AI and machine learning form the backbone of Lemonade’s products, which are designed to help customers buy policies and portfolios more efficiently.
“Machine learning has led to new technologies that have created new opportunities [for] the world that existed before,” said Dickman. “The challenge the insurance industry has faced to date has not been to collect or store data but to analyze and generate intelligence that will help companies provide their customers with better and better service.”
Lemonade’s path has taken off, from raising nearly $500 million in venture capital in multiple rounds to a 2020 IPO that pulled in $308 million, and beyond. But like insurtech and many other technology companies, its value has fallen since then as investors tightened expectations. Lemonade took a hit in 2021 due to disasters including Winter Storm Uri and the California wildfires, although it has generated significant revenue, and its customer base reached 1.4 million last year – an increase of 400,000 people. At the same time, Lemonade’s annual returns to non-profit nominees fell this year, reflecting a share of last year’s performance.
Growing and changing the game
Dickman joined Lemonade in February 2019, helping to create jobs as the company expanded, through its launch in the public markets, and its U.S. pet, life and auto insurance coverage for homeowners and homeowners insurance. in a play.

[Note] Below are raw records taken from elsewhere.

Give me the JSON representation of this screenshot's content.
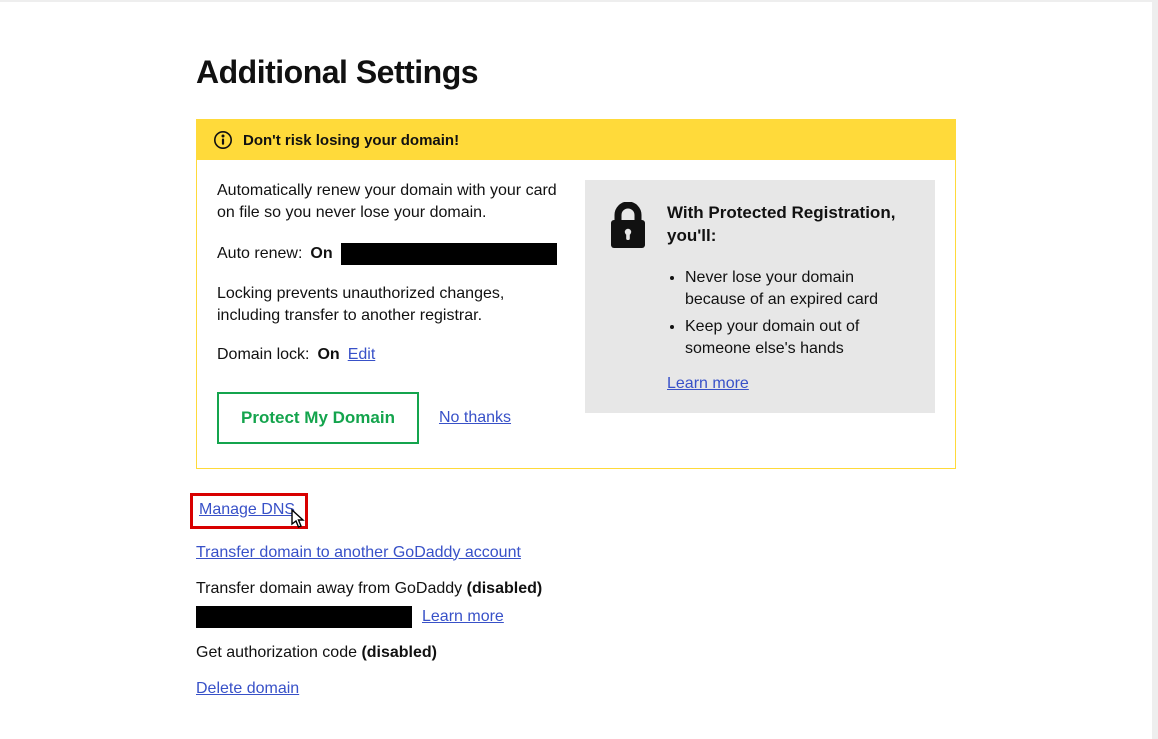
{
  "title": "Additional Settings",
  "alert": {
    "header": "Don't risk losing your domain!",
    "autorenew_desc": "Automatically renew your domain with your card on file so you never lose your domain.",
    "autorenew_label": "Auto renew:",
    "autorenew_value": "On",
    "locking_desc": "Locking prevents unauthorized changes, including transfer to another registrar.",
    "domainlock_label": "Domain lock:",
    "domainlock_value": "On",
    "edit_link": "Edit",
    "protect_btn": "Protect My Domain",
    "no_thanks": "No thanks"
  },
  "promo": {
    "heading": "With Protected Registration, you'll:",
    "bullet1": "Never lose your domain because of an expired card",
    "bullet2": "Keep your domain out of someone else's hands",
    "learn_more": "Learn more"
  },
  "links": {
    "manage_dns": "Manage DNS",
    "transfer_internal": "Transfer domain to another GoDaddy account",
    "transfer_away_prefix": "Transfer domain away from GoDaddy ",
    "disabled": "(disabled)",
    "learn_more": "Learn more",
    "get_auth_prefix": "Get authorization code ",
    "delete": "Delete domain"
  }
}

During that time, Lemonade has also expanded into Germany, France and the Netherlands, which has given Dickman and his team more opportunities to lead the growth of the technology.
“This was very exciting for the engineering team, as we were able to go from two product-related teams – or teams as we call them – to over 200 engineers worldwide,” said Dickman.

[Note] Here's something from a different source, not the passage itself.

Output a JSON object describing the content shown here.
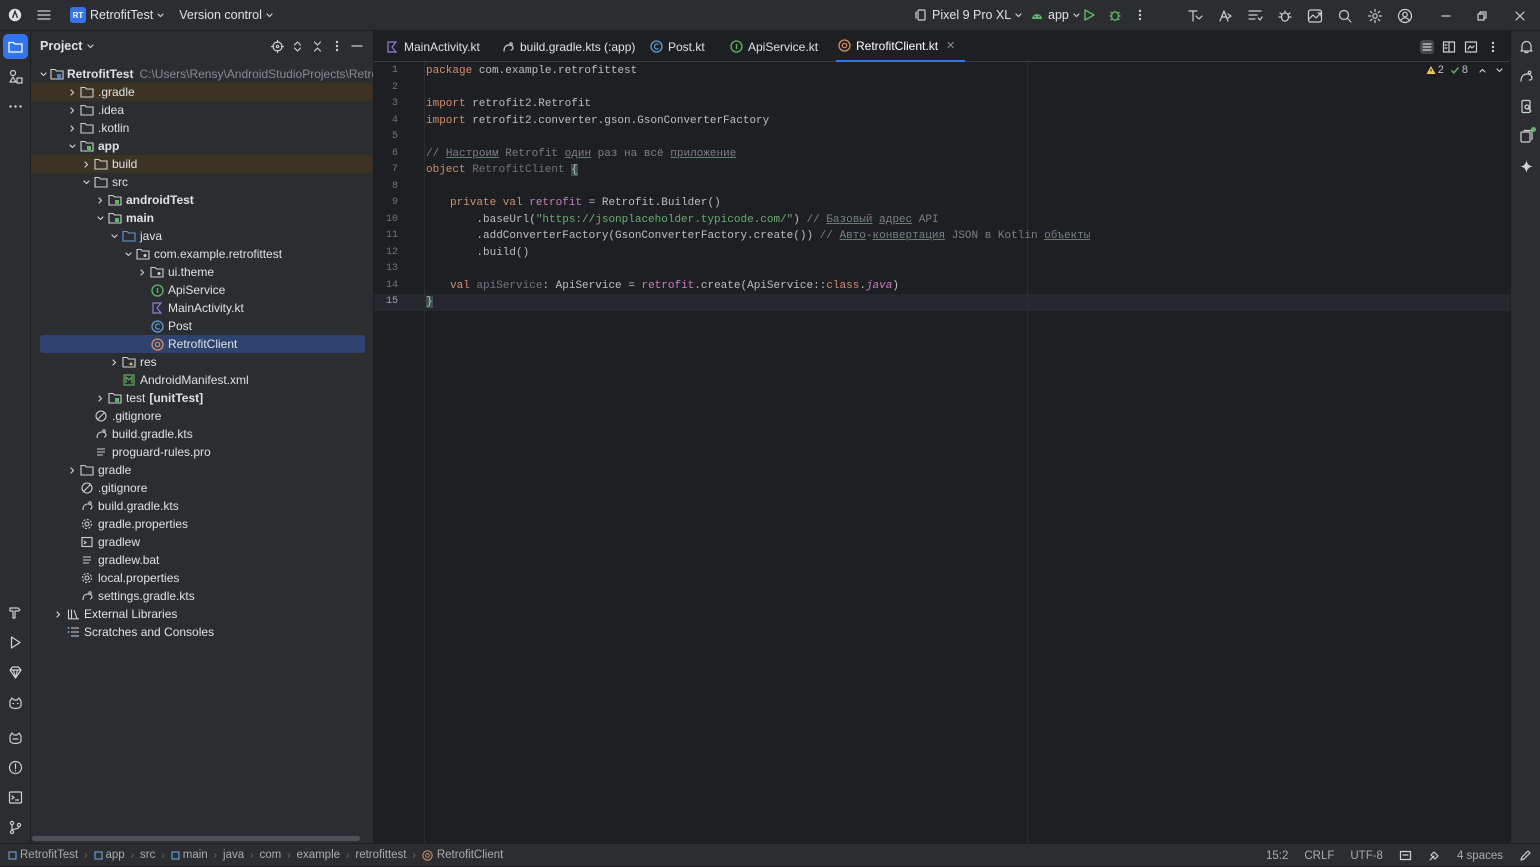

Lemonade, which has been “native” since its inception, relies on a wide variety of software and languages to support its platform and services.
Initially, Dickman said, Lemonade launched its first product on the so-called Ruby monolith – a single program in which the user interface and the data acquisition process are combined in one program from one platform. Lemonade’s auto and pet insurance spin-offs have fueled the transition to microservices written in Node and Typescript, though Dickman said Lemonade continues to rewrite older technologies into a uniform.
The company also relies on Lokalise – a cloud-based location management system that can provide services in multiple languages, a technology that Dickman spoke highly of.
“When using Lokalise, our development process is user-friendly and flexible, which gives our developers a unique advantage,” said Dickman.
In addition, Lemonade relies on branches and APIs, which allow the company to manage content within development in a more manageable way, he said.
In-house ingredients also help support Lemonade’s growth and success.
“We created an in-house brain that works and provides services in the design and helps developers manage their work,” he said.
Use this, not that
Data and machine learning are critical to Lemonade and insurance as a whole, Dickman said.
“At Lemonade in particular, data and machine learning are heavily integrated into our products and internal processes,” he said. “Communicating with our customers on our platform generates more information, which in turn improves communication with our customers on our platform.”
Some of the new features include Lemonade’s AI Maya bot that focuses on “gameplay and customer experience.” Sells Lemonade orders and customizes them, makes coats and helps with billing. There’s AI Jim, a self-proclaimed bot that handles the “first loss of information” for most of Lemonade’s content and often manages all claims without human intervention.
Insurers always have to adapt to new technologies that can improve their products and services, Dickman said, but they need to think about the process.
“Any technology can be risky, but the question is at what cost,” Dickman said. “To replace technology you have to do it slowly.”
That’s what Lemonade did when it launched pet insurance.
“When we made the decision to start pet insurance, we decided to take a chance and build in a new stack and paradigm, and it worked amazingly,” said Dickman. “We also know it could have failed, but it’s a chance we took.”
When it comes to technology that the insurance industry needs and is still largely underutilized, Dickman puts his vote behind a number of technologies that play on Lemonade.
“Combining automation and AI with the rapid and efficient analysis of large volumes of data will lead to significant technological changes for the insurance industry,” he said.
Dickman added that creating such a combo would help insurers meet requirements and standards, among other benefits.